Redesigning an enterprise intranet that drove an estimated $2M–$6M in annual productivity gains

Role: Lead Strategist
Client: North American Energy Company
Industry: Energy
Workforce: 12,000+ employees

The Problem

A major North American energy company had an intranet nobody used. Internal surveys confirmed what leadership already suspected: employees couldn't find information, collaboration tools were fragmented, and engagement scores were declining. The existing platform was outdated, generic, and organized around the company's org chart — not around how people actually worked.

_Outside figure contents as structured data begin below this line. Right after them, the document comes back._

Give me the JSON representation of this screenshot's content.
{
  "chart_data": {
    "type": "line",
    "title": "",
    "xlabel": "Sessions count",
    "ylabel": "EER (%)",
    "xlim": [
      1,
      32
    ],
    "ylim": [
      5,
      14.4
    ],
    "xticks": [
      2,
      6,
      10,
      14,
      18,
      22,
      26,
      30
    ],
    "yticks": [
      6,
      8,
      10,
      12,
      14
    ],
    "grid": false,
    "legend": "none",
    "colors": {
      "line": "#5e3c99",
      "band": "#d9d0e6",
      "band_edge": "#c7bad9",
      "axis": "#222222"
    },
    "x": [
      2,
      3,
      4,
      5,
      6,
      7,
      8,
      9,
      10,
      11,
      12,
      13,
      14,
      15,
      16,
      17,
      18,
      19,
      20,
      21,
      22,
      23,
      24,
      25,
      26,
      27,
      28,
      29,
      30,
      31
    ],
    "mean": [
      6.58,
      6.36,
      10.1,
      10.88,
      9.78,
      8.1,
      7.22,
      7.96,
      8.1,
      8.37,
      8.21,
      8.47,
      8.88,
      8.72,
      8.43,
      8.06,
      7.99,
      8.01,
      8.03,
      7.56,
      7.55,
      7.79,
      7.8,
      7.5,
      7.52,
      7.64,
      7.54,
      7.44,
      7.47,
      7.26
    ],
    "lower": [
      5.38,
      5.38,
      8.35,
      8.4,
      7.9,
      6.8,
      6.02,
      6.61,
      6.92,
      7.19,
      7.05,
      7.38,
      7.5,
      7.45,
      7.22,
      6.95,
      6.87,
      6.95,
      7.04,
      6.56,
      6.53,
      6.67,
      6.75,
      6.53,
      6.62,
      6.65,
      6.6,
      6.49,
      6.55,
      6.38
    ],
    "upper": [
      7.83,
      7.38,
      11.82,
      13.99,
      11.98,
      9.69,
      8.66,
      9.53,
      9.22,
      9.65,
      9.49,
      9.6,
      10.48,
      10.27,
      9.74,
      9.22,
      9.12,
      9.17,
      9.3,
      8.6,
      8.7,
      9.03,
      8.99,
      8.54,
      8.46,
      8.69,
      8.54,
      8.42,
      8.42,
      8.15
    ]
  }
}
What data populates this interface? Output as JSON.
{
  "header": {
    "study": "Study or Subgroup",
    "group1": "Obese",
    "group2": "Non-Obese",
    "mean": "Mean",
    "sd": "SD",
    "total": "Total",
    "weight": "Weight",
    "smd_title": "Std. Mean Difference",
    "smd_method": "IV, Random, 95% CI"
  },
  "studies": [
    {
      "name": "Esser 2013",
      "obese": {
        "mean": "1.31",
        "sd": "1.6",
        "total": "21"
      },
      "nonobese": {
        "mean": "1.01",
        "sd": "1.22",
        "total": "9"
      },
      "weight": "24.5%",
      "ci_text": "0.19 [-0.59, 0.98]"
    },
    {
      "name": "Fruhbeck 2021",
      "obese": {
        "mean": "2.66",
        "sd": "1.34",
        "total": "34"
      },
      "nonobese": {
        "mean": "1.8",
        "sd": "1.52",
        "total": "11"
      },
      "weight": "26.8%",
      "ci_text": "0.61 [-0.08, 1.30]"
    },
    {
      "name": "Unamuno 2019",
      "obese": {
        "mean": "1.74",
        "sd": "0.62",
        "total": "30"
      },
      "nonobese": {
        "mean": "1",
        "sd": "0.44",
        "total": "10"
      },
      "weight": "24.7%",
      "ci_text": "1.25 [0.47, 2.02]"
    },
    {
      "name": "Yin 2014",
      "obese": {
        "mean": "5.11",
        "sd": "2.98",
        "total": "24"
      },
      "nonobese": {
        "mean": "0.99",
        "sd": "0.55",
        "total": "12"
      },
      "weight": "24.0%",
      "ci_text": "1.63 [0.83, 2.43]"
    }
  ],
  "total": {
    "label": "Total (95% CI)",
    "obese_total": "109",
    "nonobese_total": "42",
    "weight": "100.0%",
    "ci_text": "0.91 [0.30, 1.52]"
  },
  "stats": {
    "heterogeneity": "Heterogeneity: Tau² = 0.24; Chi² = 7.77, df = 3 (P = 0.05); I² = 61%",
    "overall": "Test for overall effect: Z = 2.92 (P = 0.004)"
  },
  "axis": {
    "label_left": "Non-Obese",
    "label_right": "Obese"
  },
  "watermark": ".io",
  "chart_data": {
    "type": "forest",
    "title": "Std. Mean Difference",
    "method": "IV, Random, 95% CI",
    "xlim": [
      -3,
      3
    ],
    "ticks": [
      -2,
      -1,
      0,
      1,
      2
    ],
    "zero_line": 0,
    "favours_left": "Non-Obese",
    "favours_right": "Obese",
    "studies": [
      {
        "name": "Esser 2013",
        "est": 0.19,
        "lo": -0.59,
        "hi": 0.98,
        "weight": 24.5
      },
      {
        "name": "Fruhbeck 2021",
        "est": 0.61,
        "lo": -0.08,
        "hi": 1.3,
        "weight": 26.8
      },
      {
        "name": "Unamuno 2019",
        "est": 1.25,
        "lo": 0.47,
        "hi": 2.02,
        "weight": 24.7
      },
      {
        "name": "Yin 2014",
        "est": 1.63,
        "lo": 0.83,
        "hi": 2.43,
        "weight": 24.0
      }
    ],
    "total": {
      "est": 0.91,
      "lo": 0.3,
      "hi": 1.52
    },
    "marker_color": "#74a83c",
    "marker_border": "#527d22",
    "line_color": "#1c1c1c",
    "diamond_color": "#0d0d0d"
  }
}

The cost wasn't hypothetical. Thousands of employees were wasting time hunting for documents, duplicating effort across disconnected tools, and defaulting to email for everything. Leadership needed more than a redesign. They needed a fundamentally different model for how digital tools supported daily work.

My Approach

I started with employee journey mapping across multiple roles and locations to understand where the friction actually lived. The intranet wasn't a single problem — it was dozens of small failures compounding. Field workers had different needs than corporate staff. Managers needed dashboards; frontline employees needed fast access to safety protocols and HR tools.

I ran workshops with cross-functional stakeholders to surface requirements and develop personas that represented real behavioral patterns, not just job titles. Three experience principles emerged from that work and became the strategic filter for every design decision:

  1. Personalized and relevant — surface the right tools and content based on role, location, and task context.

  2. Action-oriented — reduce clicks to the things people do most. Stop burying critical tools under layers of navigation.

  3. Integrate, don't duplicate — connect to existing systems employees already used rather than rebuilding functionality inside the intranet.

I used a Minimum Lovable Product framework to define what launch needed to include versus what could come later. This kept scope realistic while ensuring the first release was good enough to shift employee behavior — not just technically functional, but worth choosing over the old workarounds.

Key Decisions

Content architecture by purpose, not org chart. I restructured the entire information architecture around five functional themes — Search and Find, People and Profiles, News and Events, Community, and Navigation — instead of mirroring departmental silos. This meant employees could locate what they needed based on what they were trying to do, not based on knowing which department owned the content.

Site disposition strategy. Not everything belonged on the intranet. I developed a disposition model that defined where different content types should live based on their primary purpose, audience, and update frequency — routing content to the right publishing tool instead of dumping everything into one platform.

Personalized, security-trimmed search. I specified a search experience that delivered role-relevant results by default, with filtering by source, content type, function, and business segment. This addressed the single biggest complaint from the research: "I can't find anything."

Outcomes

  • Estimated $2.0M–$6.0M in annual productivity gains from reduced information-search time, streamlined communications, and improved engagement across the full workforce.

  • A strategic roadmap that extended beyond the intranet launch, giving leadership a framework for future employee-centered digital initiatives.

  • Executive alignment on experience principles that now govern how the company evaluates any internal tool investment.

Reflection

The biggest risk on this project wasn't design — it was organizational. An intranet redesign for 12,000 people touches every department, every stakeholder, every legacy content decision. The workshop-led approach worked because it gave stakeholders shared ownership of the strategy before anyone saw a wireframe. If I ran this again, I'd push even harder to embed analytics from day one so the productivity estimates could be validated with real usage data post-launch.